BitTorrent is a software application and system that enables efficient software distribution and peer-to-peer sharing of very large files--such as entire movies and TV shows--by enabling users to serve as networking redistribution points. Rather than having to send a download to each person requesting it, the distributor or holder of the content sends it to one person, who in turn sends it to other people, who together share the pieces of the download back and forth until everyone has the complete download.

BitTorrent makes it possible for the original server to serve many requests for large files without requiring immense amounts of bandwidth. A user may expect to see a full-length movie arrive within a few hours. BitTorrent's protocol has been described as a "swarming, scatter and gather" file-transfer protocol.

Speck said Archie's Hub also appeared to function similarly to the Torrent Web pages, except that there were a limited number of users whose files are made available for members of Archie's Hub to share.

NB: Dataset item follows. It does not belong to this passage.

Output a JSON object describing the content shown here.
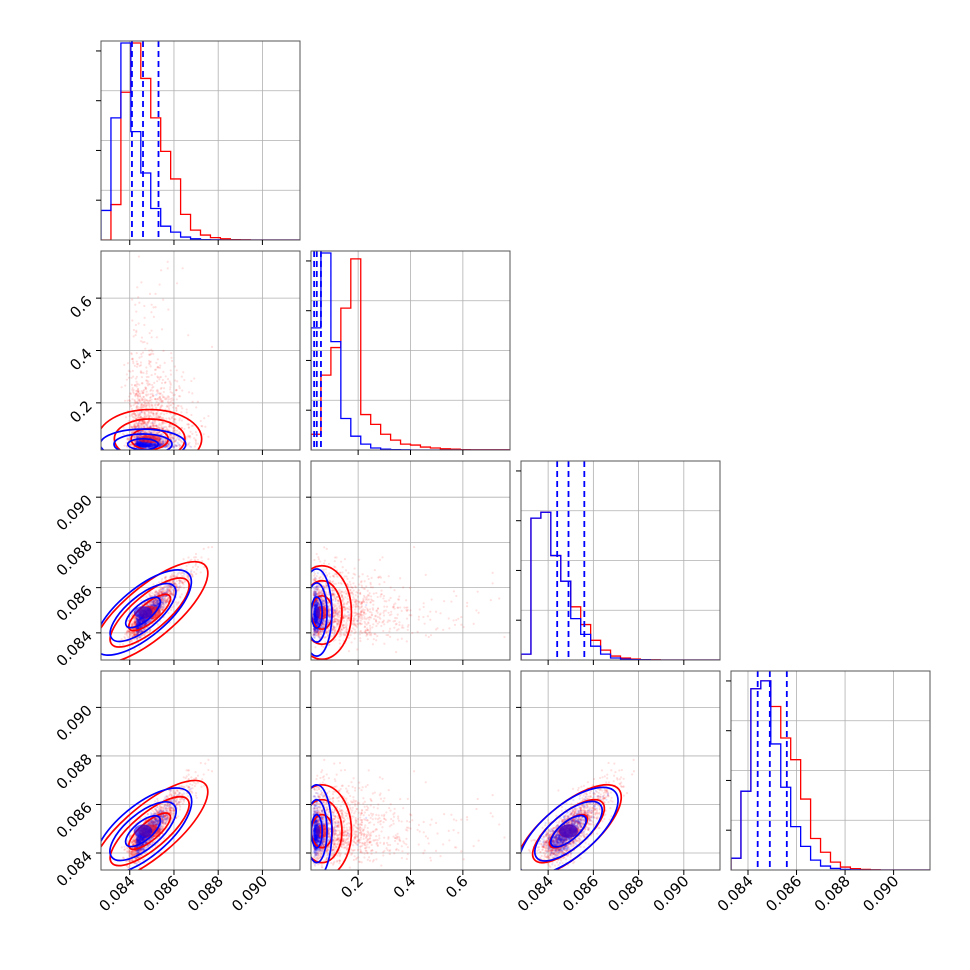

Investigators said that Archie's Hub could only be accessed by users who are members of Swiftel. Unlike the Torrent Web server, however, the Web site uses Direct Connect software to enable members of Archie's Hub to share digital sound recordings and music video files with other members.

Direct Connect is traditional P2P file-sharing software and allows users to connect directly to each other to swap files.

During the investigation, Speck said they uncovered a list of video files on the Web site from different artists such as Eminem, Ja Rule, Nelly, Avril Lavigne and Jennifer Lopez, among others.

Kristyn Maslog-Levis of ZDNet Australia reported from Sydney.